Note from the Editors

This issue has been expanded to sixteen pages to feature the famous "Aisle of Pines" in Wayne. The information, letters, pictures and advice for the stories in this issue were very generously provided by Donald A. Rowland who is the historian for the Town of Wayne and a student of the Mitchell, McDowell and Hallett families.

There is not much information about the designing and constructing of the elegant plantation-style house that 27-year-old Sam Hallett had built for his young family on a magnificent site in Wayne in 1854. Nor is a lot known about Samuel Hallett's early life or the true circumstances of his death. There are conflicting stories about his assassination, and some people even questioned that he really had been killed. Hallett probably was in a very stressed financial situation at the time he was shot.

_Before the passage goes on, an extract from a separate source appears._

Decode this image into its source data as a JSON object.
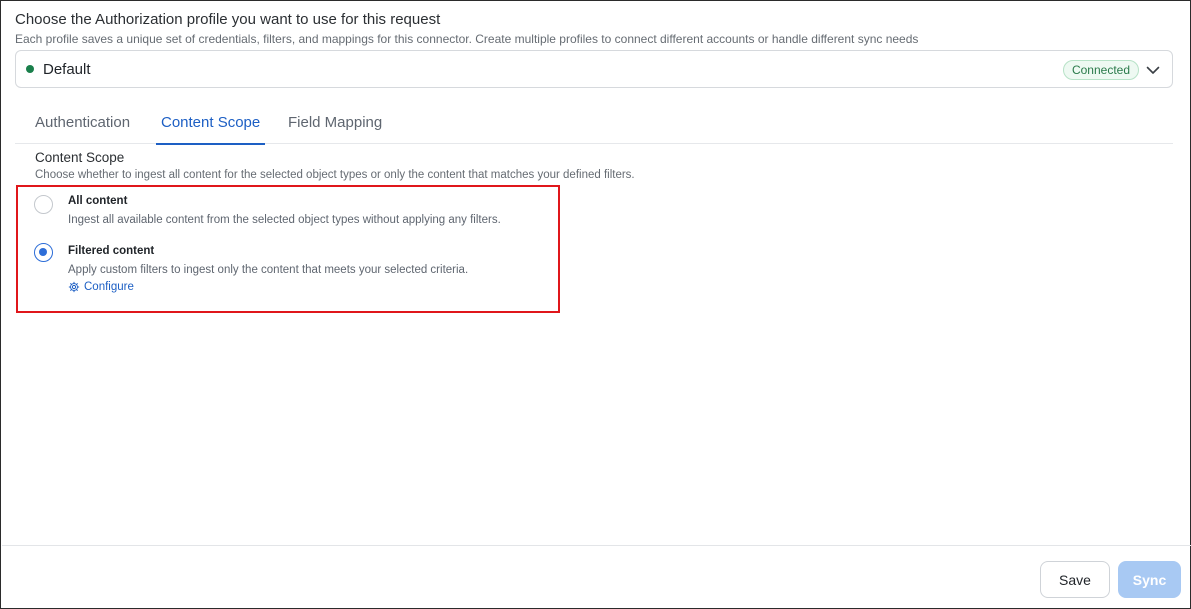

The earlier accounts of Sam Hallett tend to be adulatory—editors and publishers in those times seem to have been very impressed by wealth and business success. Later writers have featured the eerie legends that grew up around the house when Hallett's widow lived there.

Donald A. Rowland, who is historian for Wayne, has gathered a thick portfolio of clippings and pictures, maps and accounts of the Halletts and their successors. He has worked out family relationships and chronologies for their lives and for the times of the fabulous house. He very generously provided for this issue all of his information about the place and the families who have lived there.

Certainly the most interesting and probably the most credible account are the letters of Margaret Hallett Lang written in 1951, 1968, and 1969. Her long letter written February 12, 1951, from Norway Hill, Hancock, New Hampshire, to Lola Austin Morse.

Also in this issue is another installment of the series about the mills along the outlet from Keuka Lake. These stories have been written by Frances Dumas and illustrated by Patricia Rios.

another chapter from Peter Henderson's Gardening for Profit

Caroline Kirkland's story of frontier life in Michigan, A New Home, continues.